Una disparatada muestra de literatura serbia que transcurre en un país tan irreal como casi todos.
› Por Jorge Pinedo
Mongolia no es ese país encajonado entre la ex URSS y China, de dos millones de habitantes, a razón de casi uno por metro cuadrado. Ni su capital Ulan Bator es la que figura en los mapas. Se trata de un territorio entre chaplinesco y dark donde los meteorólogos que pifian sus pronósticos son fusilados y todo producto, de un BMW a una caja de fósforos, vale cinco marcos alemanes. Paraje donde una primavera puede resultar “anticuada” tanto como un verano “excéntrico”, es lógico que los burdeles se escondan en pescaderías y viceversa. O que la actriz francesa Charlotte Rampling pase allí ocho meses al año, sin hablar con nadie y bebiendo capuchinos; los militares de alto rango se conviertan en lamas tibetanos, en fin, donde “las diferencias entre material documental y ficticio son puramente formales, aunque se favorece el ficticio, porque es más conveniente e indudablemente más próximo a la verdad”. Por lo tanto, Guía de Mongolia tampoco es una guía de Mongolia.

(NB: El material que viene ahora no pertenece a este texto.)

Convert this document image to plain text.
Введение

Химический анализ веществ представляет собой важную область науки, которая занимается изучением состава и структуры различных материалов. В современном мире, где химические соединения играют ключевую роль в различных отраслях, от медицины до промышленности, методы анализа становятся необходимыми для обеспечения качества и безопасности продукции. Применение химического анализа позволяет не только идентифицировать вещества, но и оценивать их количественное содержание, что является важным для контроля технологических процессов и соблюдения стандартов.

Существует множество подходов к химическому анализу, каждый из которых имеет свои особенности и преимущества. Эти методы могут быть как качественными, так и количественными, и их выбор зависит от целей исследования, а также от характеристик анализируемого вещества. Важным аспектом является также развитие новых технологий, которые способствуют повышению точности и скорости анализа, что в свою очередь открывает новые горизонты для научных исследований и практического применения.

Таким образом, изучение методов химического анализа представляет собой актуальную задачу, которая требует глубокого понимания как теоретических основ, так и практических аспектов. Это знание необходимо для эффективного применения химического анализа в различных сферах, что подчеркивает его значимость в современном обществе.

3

Se trata de la primera novela del escritor serbio Svetislav Basara (Bajina Basta, 1953) traducida al castellano por la curiosa editorial unipersonal Minúscula de Barcelona. Escrita en 1991, cuando la ex Yugoslavia agonizaba despedazándose, iba a ser publicada por la editorial Svjetlost (Luz) de Sarajevo, pero la guerra lo hizo imposible, lo que tornó un tan vital como desopilante canto en una evocación de todas las víctimas. Considerada “posmoderna” por la crítica europea, Guía de Mongolia dista de cualquier “pos” tanto como anticipa abundantes “pre” y “neo”. Basara escribe como un poseso del lenguaje que huye de todo conjuro capaz de arrancarlo de esa condición, invirtiendo cínicamente el fin de la historia que: “será análogo a su principio. Es decir, de la edad histórica se pasará gradualmente a la edad mítica, y serán los personajes seudomitológicos, criaturas sin fundamento ontológico ni identidad, los que desempeñarán un papel decisivo. Los acontecimientos no serán claros y las consecuencias precederán a las causas”.
Un pobre diablo hereda de un recién suicidado amigo (“verás mundo gracias a mi muerte”) el encargo de escribir una suerte de guía turística del país de Gengis Khan, “un lugar de mierda, aunque más alejado” del “lugar de mierda donde vivo”. Una vez instalado en el principal hotel de Ulan Bator, además de la Rampling, desfila una fauna internacional a través de la cual Basara despliega historias esparcidas de tal modo que encierran multitud de breves ensayos alucinados: “... a cada habitante de Estados Unidos le correspondían exactamente doscientos treinta y siete demonios de la peor especie, a diferencia de Europa, donde por cada habitante había solo ciento veintidós, sin contar Rusia, Rumania, Bulgaria y Yugoslavia, donde apenas hay, porque allí ya han acabado su tarea y solo quedan algunos de servicio, una pura formalidad, que recorren las ciudades devastadas e inducen al mal a las escasas personas que no han sucumbido a la obsesión colectiva”.
A dos décadas de su escritura, Guía de Mongolia arriba a estas playas como un primer contacto con una literatura serbia que sorprende, inquieta y regocija. Poco importa que el mundo que describe ya no exista porque tampoco existía antes. Es un fogonazo gélido en la intrincada sinapsis de Svetislav Basara, de esos destellos que permanecen sin pasar de largo.